I know people are sick of abortion, and I don't blame them. It always leads to unpleasant arguments, at best.

I understand that it is a religious or otherwise purely ethical view that it is wrong to kill a little ball of cells smaller than a grain of rice. But there is something deeply wrong with killing a full or nearly full-term baby in a horribly inhumane way just to salve our own less than fully formed consciences. I gather that is what "partial birth abortion" is. It would be much more humane to deliver the baby and then kill it with an injection of morphine or whatever, to "put it to sleep" as we do with old or injured animals, rather than cut it apart.

At least part of the reason for doing it the hard way (for the baby) is presumably that it qualifies, for legal, not medical or moral reasons, as an abortion rather than a murder. Of course, I understand it is easier on the mother, presumably, to have the baby come out in crushed pieces rather than as a whole. But surely avoiding the suffering of the infant is worth something. Animal loving Americans would be outraged at the prospects of dogs and cats being cut into pieces in order to avoid even significant human pain and inconvenience, as they should be. We should take the suffering of animals seriously. Yet because it is a "choice," it is somehow OK to do anything to a baby, as long as it is partly enclosed by its mother's body.

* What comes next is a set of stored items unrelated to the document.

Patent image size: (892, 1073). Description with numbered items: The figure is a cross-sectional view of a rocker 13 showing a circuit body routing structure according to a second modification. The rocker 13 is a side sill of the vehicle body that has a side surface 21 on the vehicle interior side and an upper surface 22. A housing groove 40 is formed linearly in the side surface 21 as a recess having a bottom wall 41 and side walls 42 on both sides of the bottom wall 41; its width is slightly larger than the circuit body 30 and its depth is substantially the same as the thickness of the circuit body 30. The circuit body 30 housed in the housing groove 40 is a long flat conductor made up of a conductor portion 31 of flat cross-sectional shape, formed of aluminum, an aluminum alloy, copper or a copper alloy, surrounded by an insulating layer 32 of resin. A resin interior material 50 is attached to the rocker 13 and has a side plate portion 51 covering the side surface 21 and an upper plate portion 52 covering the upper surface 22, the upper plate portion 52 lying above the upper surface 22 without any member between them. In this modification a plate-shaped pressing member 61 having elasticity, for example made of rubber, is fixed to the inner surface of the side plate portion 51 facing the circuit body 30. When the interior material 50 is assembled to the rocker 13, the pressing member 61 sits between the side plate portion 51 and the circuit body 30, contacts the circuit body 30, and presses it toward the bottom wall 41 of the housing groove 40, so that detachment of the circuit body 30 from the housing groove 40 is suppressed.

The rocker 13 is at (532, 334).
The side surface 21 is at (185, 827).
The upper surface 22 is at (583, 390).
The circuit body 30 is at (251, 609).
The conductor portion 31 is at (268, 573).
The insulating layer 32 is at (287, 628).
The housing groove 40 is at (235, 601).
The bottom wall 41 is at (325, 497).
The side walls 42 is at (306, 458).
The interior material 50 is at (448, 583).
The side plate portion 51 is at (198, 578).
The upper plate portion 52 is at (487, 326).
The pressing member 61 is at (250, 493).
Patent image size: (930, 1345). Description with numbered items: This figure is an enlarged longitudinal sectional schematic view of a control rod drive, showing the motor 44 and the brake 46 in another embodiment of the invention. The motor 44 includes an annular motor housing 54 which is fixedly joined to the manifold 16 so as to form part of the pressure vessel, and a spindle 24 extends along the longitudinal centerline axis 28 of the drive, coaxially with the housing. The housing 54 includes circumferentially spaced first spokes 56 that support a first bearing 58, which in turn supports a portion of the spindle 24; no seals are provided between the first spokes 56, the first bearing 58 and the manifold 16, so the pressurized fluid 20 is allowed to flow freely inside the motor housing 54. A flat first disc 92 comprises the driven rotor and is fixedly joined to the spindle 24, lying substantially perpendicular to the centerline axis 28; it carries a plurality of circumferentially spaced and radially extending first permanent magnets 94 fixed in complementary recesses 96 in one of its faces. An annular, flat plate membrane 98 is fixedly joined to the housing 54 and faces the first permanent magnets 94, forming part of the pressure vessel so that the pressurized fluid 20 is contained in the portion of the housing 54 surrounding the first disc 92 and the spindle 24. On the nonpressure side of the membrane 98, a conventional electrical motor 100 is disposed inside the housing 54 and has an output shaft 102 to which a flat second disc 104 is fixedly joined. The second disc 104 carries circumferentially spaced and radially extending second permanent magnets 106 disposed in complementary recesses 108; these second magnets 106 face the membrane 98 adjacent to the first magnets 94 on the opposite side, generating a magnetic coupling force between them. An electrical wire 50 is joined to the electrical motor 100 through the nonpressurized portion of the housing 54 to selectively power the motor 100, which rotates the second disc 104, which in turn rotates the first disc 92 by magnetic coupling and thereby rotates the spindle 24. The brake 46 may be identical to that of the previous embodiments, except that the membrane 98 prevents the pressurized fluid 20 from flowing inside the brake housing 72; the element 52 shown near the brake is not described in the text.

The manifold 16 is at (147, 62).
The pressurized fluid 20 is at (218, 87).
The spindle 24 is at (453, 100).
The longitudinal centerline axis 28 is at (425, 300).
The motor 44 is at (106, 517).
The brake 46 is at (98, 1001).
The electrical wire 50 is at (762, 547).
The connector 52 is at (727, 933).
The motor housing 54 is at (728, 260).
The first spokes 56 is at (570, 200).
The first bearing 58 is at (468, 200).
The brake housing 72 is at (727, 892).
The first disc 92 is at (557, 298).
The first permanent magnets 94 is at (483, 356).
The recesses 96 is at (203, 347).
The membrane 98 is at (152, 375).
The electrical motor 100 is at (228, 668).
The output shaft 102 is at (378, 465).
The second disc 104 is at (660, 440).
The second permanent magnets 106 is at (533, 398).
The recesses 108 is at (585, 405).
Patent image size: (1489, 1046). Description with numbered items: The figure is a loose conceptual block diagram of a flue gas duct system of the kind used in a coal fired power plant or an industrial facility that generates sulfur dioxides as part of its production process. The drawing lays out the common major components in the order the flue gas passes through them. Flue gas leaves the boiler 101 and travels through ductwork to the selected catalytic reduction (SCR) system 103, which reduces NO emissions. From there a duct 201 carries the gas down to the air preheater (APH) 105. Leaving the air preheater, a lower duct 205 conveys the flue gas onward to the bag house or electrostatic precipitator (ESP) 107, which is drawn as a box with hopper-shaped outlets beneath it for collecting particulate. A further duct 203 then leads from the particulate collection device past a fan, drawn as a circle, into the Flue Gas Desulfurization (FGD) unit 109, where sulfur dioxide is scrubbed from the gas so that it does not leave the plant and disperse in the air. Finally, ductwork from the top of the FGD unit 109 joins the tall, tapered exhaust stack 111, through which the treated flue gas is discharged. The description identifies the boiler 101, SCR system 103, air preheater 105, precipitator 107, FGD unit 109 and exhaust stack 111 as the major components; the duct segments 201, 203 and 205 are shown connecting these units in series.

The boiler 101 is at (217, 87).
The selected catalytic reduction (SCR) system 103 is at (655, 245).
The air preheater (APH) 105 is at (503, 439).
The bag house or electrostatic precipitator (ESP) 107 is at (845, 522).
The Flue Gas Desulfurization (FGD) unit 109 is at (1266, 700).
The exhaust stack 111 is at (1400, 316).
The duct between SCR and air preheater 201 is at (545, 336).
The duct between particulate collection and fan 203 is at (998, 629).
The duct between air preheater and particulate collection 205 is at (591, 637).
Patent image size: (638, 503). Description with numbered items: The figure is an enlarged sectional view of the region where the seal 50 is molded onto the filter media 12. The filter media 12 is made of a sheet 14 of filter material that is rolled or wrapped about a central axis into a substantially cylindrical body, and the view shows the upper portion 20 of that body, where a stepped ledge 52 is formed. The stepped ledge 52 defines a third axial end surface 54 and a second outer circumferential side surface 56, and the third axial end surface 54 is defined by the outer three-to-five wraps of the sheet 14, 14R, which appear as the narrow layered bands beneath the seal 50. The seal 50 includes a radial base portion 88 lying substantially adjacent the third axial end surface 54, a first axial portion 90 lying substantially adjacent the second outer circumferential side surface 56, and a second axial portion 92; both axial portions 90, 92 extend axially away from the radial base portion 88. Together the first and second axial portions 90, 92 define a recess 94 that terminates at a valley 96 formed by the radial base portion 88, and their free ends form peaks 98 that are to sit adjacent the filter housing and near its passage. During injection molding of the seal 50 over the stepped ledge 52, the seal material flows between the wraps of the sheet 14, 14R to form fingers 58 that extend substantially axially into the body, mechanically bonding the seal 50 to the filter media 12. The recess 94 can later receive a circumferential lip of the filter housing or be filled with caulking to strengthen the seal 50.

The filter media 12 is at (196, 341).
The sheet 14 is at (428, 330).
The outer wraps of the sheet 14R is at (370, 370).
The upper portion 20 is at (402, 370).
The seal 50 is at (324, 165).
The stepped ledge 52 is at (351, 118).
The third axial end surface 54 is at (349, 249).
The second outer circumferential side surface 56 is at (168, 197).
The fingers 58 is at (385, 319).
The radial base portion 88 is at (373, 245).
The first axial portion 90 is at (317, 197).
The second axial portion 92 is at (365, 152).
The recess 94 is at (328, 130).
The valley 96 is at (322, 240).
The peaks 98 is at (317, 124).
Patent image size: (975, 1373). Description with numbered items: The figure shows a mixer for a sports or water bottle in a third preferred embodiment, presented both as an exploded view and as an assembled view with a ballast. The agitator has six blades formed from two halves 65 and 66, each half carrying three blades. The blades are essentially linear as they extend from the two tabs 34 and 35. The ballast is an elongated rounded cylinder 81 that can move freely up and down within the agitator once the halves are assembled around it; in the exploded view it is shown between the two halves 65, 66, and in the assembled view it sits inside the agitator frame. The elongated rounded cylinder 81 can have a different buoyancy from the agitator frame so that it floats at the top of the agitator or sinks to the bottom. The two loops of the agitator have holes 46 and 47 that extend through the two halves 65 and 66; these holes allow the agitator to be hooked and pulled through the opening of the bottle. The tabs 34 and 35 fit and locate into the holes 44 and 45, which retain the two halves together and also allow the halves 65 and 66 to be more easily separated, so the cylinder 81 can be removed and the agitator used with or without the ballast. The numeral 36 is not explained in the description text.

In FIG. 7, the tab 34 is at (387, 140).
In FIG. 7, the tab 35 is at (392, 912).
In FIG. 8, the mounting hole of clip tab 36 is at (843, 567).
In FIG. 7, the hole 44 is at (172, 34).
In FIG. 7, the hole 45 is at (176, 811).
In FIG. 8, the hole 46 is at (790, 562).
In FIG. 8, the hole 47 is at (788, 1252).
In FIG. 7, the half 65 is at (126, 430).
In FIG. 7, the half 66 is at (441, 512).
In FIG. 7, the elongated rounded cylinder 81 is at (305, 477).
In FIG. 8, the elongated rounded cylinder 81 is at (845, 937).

People who think it is morally acceptable to kill infants who could survive outside the womb, should at least be humane about it, and argue for humane infanticide, rather than abortion of full term infants. But of course they won't, because that would be politically unacceptable. We would do that much for our pets. The fact that the abortion rights crowd doesn't acknowledge the ethical interest in avoiding suffering by the baby or "fetus" shows just how depraved they have become. It gets even weirder when you realize that what abortion rights is largely about is lowering the costs (including the expected cost of various risk exposures) of sexual gratification. But if abortion is about making sexual pleasure more available, then the suffering of other humans, or nearly humans, further down the line, should be taken into account. But my impression is that many abortion proponents don't even rise to the undistinguished moral level of utilitarianism.